The question was out of line, but he wanted these guys in skin-saving mode—not just the Church's skin but their own as well.
"Oh, let's see," Jensen drawled. "What about the time you told that Bible thumper, Senator Washburn, that unless he directed the Finance Committee's interest away from the Church, paternity test results on tissue from his closest aide's recent abortion would be made public? Dirty enough for you? Or what about the time Hutch threatened the daughter of that DD who was going to take the Church to court? And here's the icing on the cake, Lewis: He knows about that couple you shoved onto the tracks. What was their name again?"
"The Mastersons." Lewis's swallow was audible all the way to the back seat. "Shit."
Jensen was exaggerating. Blascoe suspected a few things, and could make it mighty uncomfortable for the Church if he started speculating in public, but that wasn't the real reason he'd been isolated.
"And those are just the tip of the iceberg."
The onJy sound in the car was the patter of the rain and the swish of the wipers.
Good, Jensen thought.
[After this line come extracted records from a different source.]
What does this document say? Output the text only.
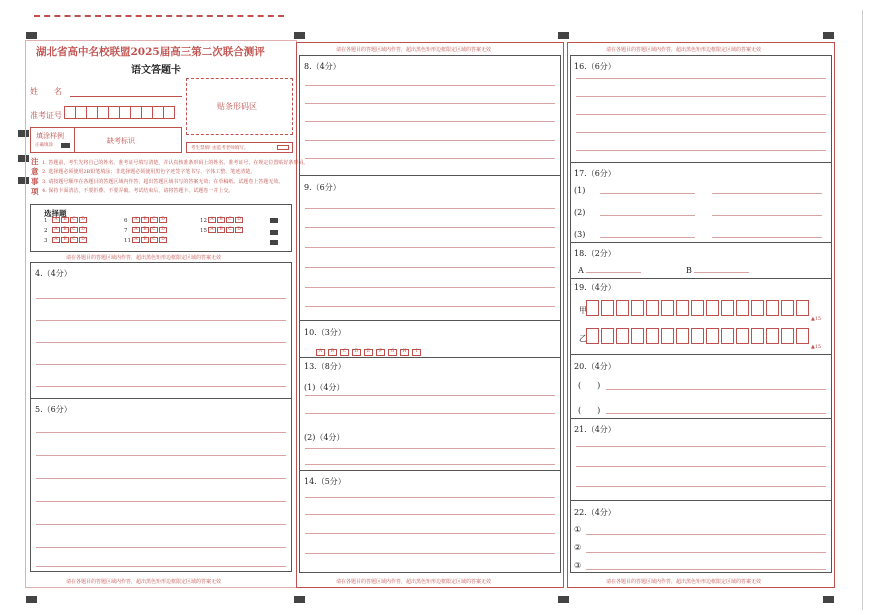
湖北省高中名校联盟2025届高三第二次联合测评
语文答题卡
姓　　名
准考证号
贴条形码区
填涂样例
正确填涂
缺考标识
考生禁填! 由监考老师填写。
注
意
事
项
1. 答题前，考生先将自己的姓名、准考证号填写清楚，并认真核准条形码上的姓名、准考证号，在规定位置贴好条形码。
2. 选择题必须使用2B铅笔填涂；非选择题必须使用黑色字迹签字笔书写，字体工整、笔迹清楚。
3. 请按题号顺序在各题目的答题区域内作答，超出答题区域书写的答案无效；在草稿纸、试题卷上答题无效。
4. 保持卡面清洁，不要折叠、不要弄破、考试结束后，请将答题卡、试题卷一并上交。
选择题
1A B C D
2A B C D
3A B C D
6A B C D
7A B C D
11A B C D
12A B C D
15A B C D
请在各题目的答题区域内作答，超出黑色矩形边框限定区域的答案无效
4.（4分）
5.（6分）
请在各题目的答题区域内作答，超出黑色矩形边框限定区域的答案无效
请在各题目的答题区域内作答，超出黑色矩形边框限定区域的答案无效
8.（4分）
9.（6分）
10.（3分）
A B C D E F G H I
13.（8分）
(1)（4分）
(2)（4分）
14.（5分）
请在各题目的答题区域内作答，超出黑色矩形边框限定区域的答案无效
请在各题目的答题区域内作答，超出黑色矩形边框限定区域的答案无效
16.（6分）
17.（6分）
(1)
(2)
(3)
18.（2分）
A	B
19.（4分）
甲
▲15
乙
▲15
20.（4分）
(　　)
(　　)
21.（4分）
22.（4分）
①
②
③
请在各题目的答题区域内作答，超出黑色矩形边框限定区域的答案无效
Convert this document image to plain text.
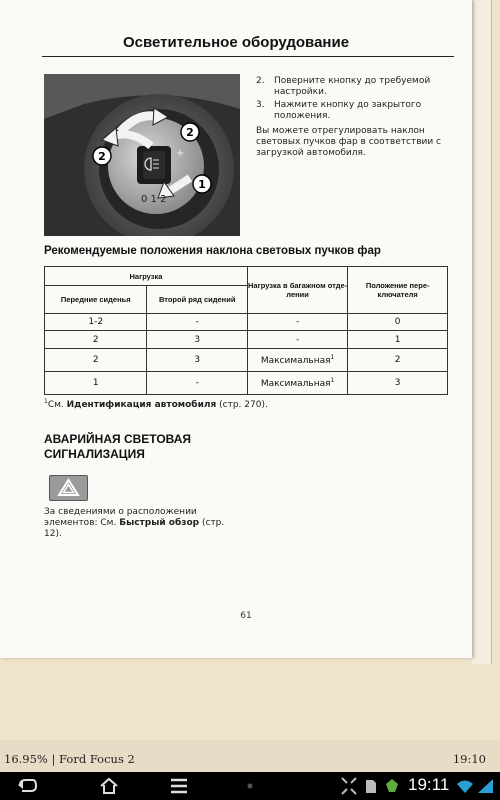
Осветительное оборудование
0 1 2
+
2
2
1
E132711
2. Поверните кнопку до требуемой настройки.
3. Нажмите кнопку до закрытого положения.
Вы можете отрегулировать наклон световых пучков фар в соответствии с загрузкой автомобиля.
Рекомендуемые положения наклона световых пучков фар
Нагрузка		Нагрузка в багажном отде-лении	Положение пере-ключателя
Передние сиденья	Второй ряд сидений		
1-2	-	-	0
2	3	-	1
2	3	Максимальная$^1$	2
1	-	Максимальная$^1$	3
$^1$См. Идентификация автомобиля (стр. 270).
АВАРИЙНАЯ СВЕТОВАЯ СИГНАЛИЗАЦИЯ
За сведениями о расположении элементов: См. Быстрый обзор (стр. 12).
61
16.95% | Ford Focus 2	19:10
19:11
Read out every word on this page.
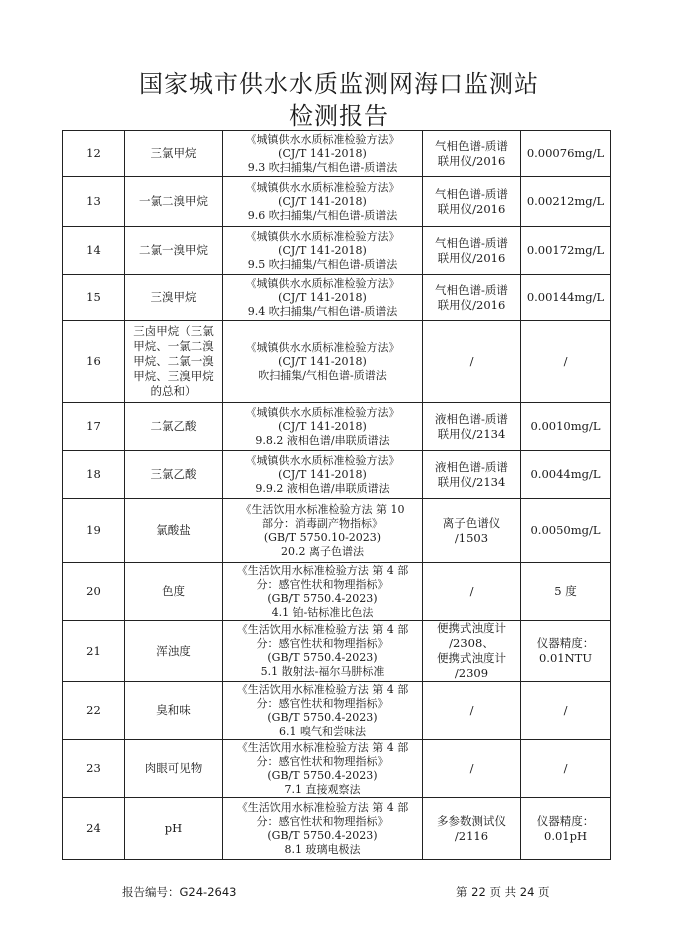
国家城市供水水质监测网海口监测站
检测报告
12	三氯甲烷	《城镇供水水质标准检验方法》
(CJ/T 141-2018)
9.3 吹扫捕集/气相色谱-质谱法	气相色谱-质谱
联用仪/2016	0.00076mg/L
13	一氯二溴甲烷	《城镇供水水质标准检验方法》
(CJ/T 141-2018)
9.6 吹扫捕集/气相色谱-质谱法	气相色谱-质谱
联用仪/2016	0.00212mg/L
14	二氯一溴甲烷	《城镇供水水质标准检验方法》
(CJ/T 141-2018)
9.5 吹扫捕集/气相色谱-质谱法	气相色谱-质谱
联用仪/2016	0.00172mg/L
15	三溴甲烷	《城镇供水水质标准检验方法》
(CJ/T 141-2018)
9.4 吹扫捕集/气相色谱-质谱法	气相色谱-质谱
联用仪/2016	0.00144mg/L
16	三卤甲烷（三氯
甲烷、一氯二溴
甲烷、二氯一溴
甲烷、三溴甲烷
的总和）	《城镇供水水质标准检验方法》
(CJ/T 141-2018)
吹扫捕集/气相色谱-质谱法	/	/
17	二氯乙酸	《城镇供水水质标准检验方法》
(CJ/T 141-2018)
9.8.2 液相色谱/串联质谱法	液相色谱-质谱
联用仪/2134	0.0010mg/L
18	三氯乙酸	《城镇供水水质标准检验方法》
(CJ/T 141-2018)
9.9.2 液相色谱/串联质谱法	液相色谱-质谱
联用仪/2134	0.0044mg/L
19	氯酸盐	《生活饮用水标准检验方法 第 10
部分：消毒副产物指标》
(GB/T 5750.10-2023)
20.2 离子色谱法	离子色谱仪
/1503	0.0050mg/L
20	色度	《生活饮用水标准检验方法 第 4 部
分：感官性状和物理指标》
(GB/T 5750.4-2023)
4.1 铂-钴标准比色法	/	5 度
21	浑浊度	《生活饮用水标准检验方法 第 4 部
分：感官性状和物理指标》
(GB/T 5750.4-2023)
5.1 散射法-福尔马肼标准	便携式浊度计
/2308、
便携式浊度计
/2309	仪器精度：
0.01NTU
22	臭和味	《生活饮用水标准检验方法 第 4 部
分：感官性状和物理指标》
(GB/T 5750.4-2023)
6.1 嗅气和尝味法	/	/
23	肉眼可见物	《生活饮用水标准检验方法 第 4 部
分：感官性状和物理指标》
(GB/T 5750.4-2023)
7.1 直接观察法	/	/
24	pH	《生活饮用水标准检验方法 第 4 部
分：感官性状和物理指标》
(GB/T 5750.4-2023)
8.1 玻璃电极法	多参数测试仪
/2116	仪器精度：
0.01pH
报告编号：G24-2643	第 22 页 共 24 页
That shut them up. He glanced at the glowing dial of his watch. It was a sixty-six-mile trip from the city to the cabin. In off-peak traffic it could be done in a little over an hour. They were well past the hour mark. But even with the rain and the reduced speed, it wouldn't be long now.
21
"Get out," Jamie said as she stared at the lump under the pale, flabby skin. She saw a pink line of scar tissue next to it. He had to be running a number on them. "A bomb?"
Blascoe nodded. "Yep. If I go more than a thousand feet from the house—they've got the line marked with wire—this will explode."
"What's the point?" Jack said.
"Well, as Jensen put it, this raises a minimum-security facility to maximum."
Jamie frowned, still staring at the lump. She couldn't take her eyes off it. "How did they—?"
"Get it in there?" He shrugged. "Jensen kept me under lock and key for a while after I threatened to go public. Then one day he drugs me up and hauls me off somewhere. I don't know where exactly because I conked out before we got there. I woke up here, in one of the bedrooms. I was hurting and when I looked down I saw a bunch of stitches and this lump.